慢性的な痛みや、冷えによる痛みには温熱療法が効果的です。温熱療法には、蒸しタオルやカイロ、温浴など、さまざまな方法があります。40~42度くらいの温度で、15~20分程度温めるのがおすすめです。温めすぎると低温やけどの恐れがあるので、注意しましょう。

  • 蒸しタオル
    タオルを水で濡らし、軽く絞ってから電子レンジで温めます。温めたタオルを膝に当てて、冷めてきたら交換します。電子レンジの出力によって加熱時間が変わるため、様子を見ながら温めるようにしてください。
  • カイロ
    貼るタイプのカイロや、使い捨てカイロを膝に貼ります。低温やけどを防ぐため、必ず肌着の上から貼るようにしましょう。就寝時に使用することは避け、低温やけどに注意してください。
  • 温浴
    湯船に浸かることで、膝全体を温めることができます。全身の血行が促進されるため、リラックス効果も期待できます。

急性期の痛みや、炎症を伴う痛みには冷却療法が効果的です。冷却療法には、保冷剤や氷水などを使用します。保冷剤は必ずタオルで包んで使用し、凍傷を防ぎましょう。15~20分程度冷やすのがおすすめです。
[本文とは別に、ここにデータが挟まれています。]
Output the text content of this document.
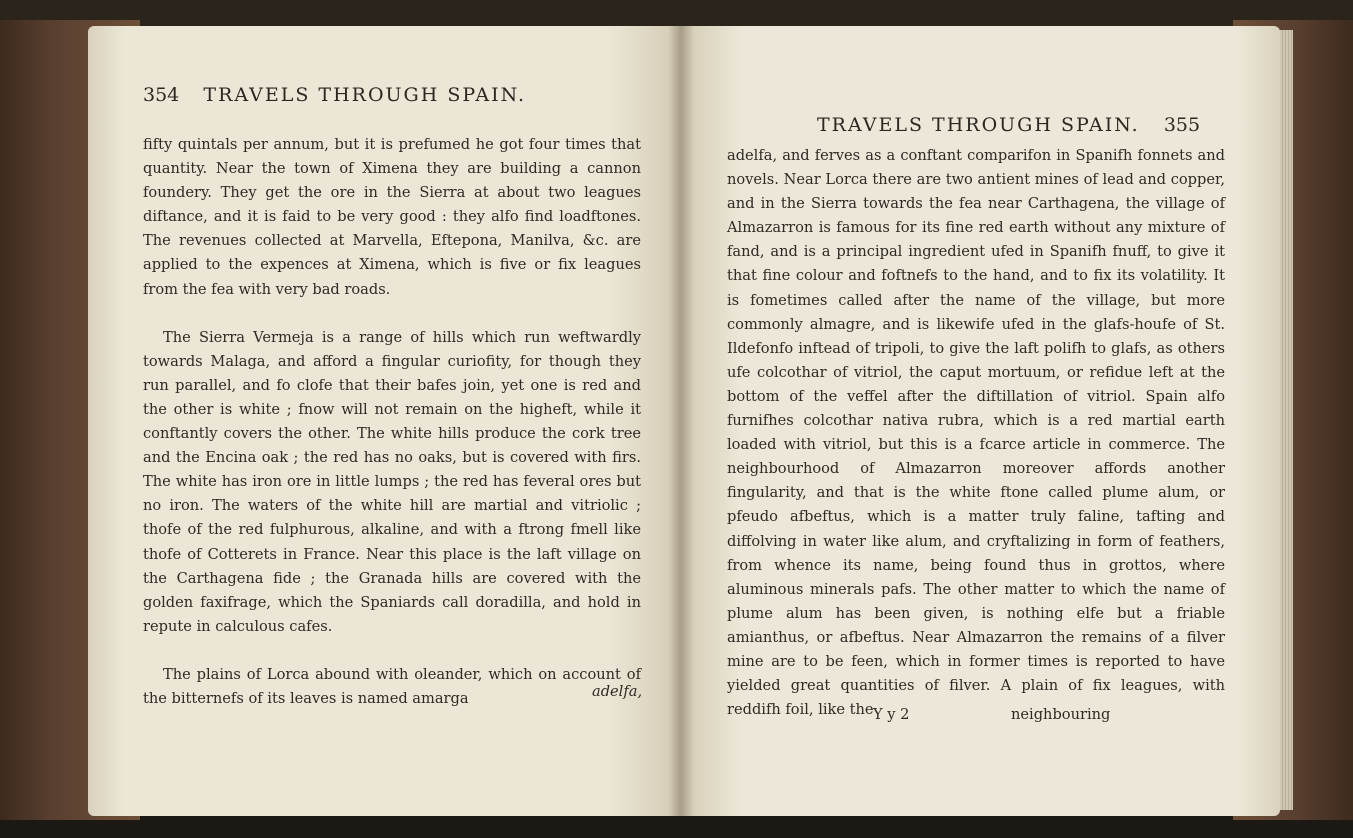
354 TRAVELS THROUGH SPAIN.

fifty quintals per annum, but it is prefumed he got four times that quantity. Near the town of Ximena they are building a cannon foundery. They get the ore in the Sierra at about two leagues diftance, and it is faid to be very good : they alfo find loadftones. The revenues collected at Marvella, Eftepona, Manilva, &c. are applied to the expences at Ximena, which is five or fix leagues from the fea with very bad roads.

The Sierra Vermeja is a range of hills which run weftwardly towards Malaga, and afford a fingular curiofity, for though they run parallel, and fo clofe that their bafes join, yet one is red and the other is white ; fnow will not remain on the higheft, while it conftantly covers the other. The white hills produce the cork tree and the Encina oak ; the red has no oaks, but is covered with firs. The white has iron ore in little lumps ; the red has feveral ores but no iron. The waters of the white hill are martial and vitriolic ; thofe of the red fulphurous, alkaline, and with a ftrong fmell like thofe of Cotterets in France. Near this place is the laft village on the Carthagena fide ; the Granada hills are covered with the golden faxifrage, which the Spaniards call doradilla, and hold in repute in calculous cafes.

The plains of Lorca abound with oleander, which on account of the bitternefs of its leaves is named amarga	adelfa,
TRAVELS THROUGH SPAIN. 355

adelfa, and ferves as a conftant comparifon in Spanifh fonnets and novels. Near Lorca there are two antient mines of lead and copper, and in the Sierra towards the fea near Carthagena, the village of Almazarron is famous for its fine red earth without any mixture of fand, and is a principal ingredient ufed in Spanifh fnuff, to give it that fine colour and foftnefs to the hand, and to fix its volatility. It is fometimes called after the name of the village, but more commonly almagre, and is likewife ufed in the glafs-houfe of St. Ildefonfo inftead of tripoli, to give the laft polifh to glafs, as others ufe colcothar of vitriol, the caput mortuum, or refidue left at the bottom of the veffel after the diftillation of vitriol. Spain alfo furnifhes colcothar nativa rubra, which is a red martial earth loaded with vitriol, but this is a fcarce article in commerce. The neighbourhood of Almazarron moreover affords another fingularity, and that is the white ftone called plume alum, or pfeudo afbeftus, which is a matter truly faline, tafting and diffolving in water like alum, and cryftalizing in form of feathers, from whence its name, being found thus in grottos, where aluminous minerals pafs. The other matter to which the name of plume alum has been given, is nothing elfe but a friable amianthus, or afbeftus. Near Almazarron the remains of a filver mine are to be feen, which in former times is reported to have yielded great quantities of filver. A plain of fix leagues, with reddifh foil, like the Y y 2	neighbouring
冷やしすぎると、血行が悪くなってしまうので、注意が必要です。

温熱療法と冷却療法は、痛みの種類や状態によって使い分けることで、膝の痛みを和らげる効果が期待できます。急性の痛みには冷却、慢性的な痛みには温熱と覚えておくと良いです。

セルフケアはあくまで補助的なものです。痛みが強い場合や長引く場合は、自己判断せずに医療機関を受診し、専門医の診断を受けるようにしましょう。

まとめ

膝の痛みは部位によって鵞足炎や変形性膝関節症、靭帯損傷などさまざまな原因が考えられます。症状に応じて以下のような治療法があり、医師の診断に基づいた適切な治療が重要です。

  • 保存療法
  • 手術療法
  • 運動療法
  • 装具療法

自宅でのケアとして、適度な運動やストレッチ、温熱・冷却療法なども症状緩和に役立つ可能性があります。痛みが続く場合は整形外科を受診し、専門的な診断を受けることをおすすめします。

参考文献

Vicky Duong, Win Min Oo, Changhai Ding, Adam G Culvenor, David J Hunter. Evaluation and Treatment of Knee Pain: A Review. JAMA, 2023, 330(16), p.1568-1580.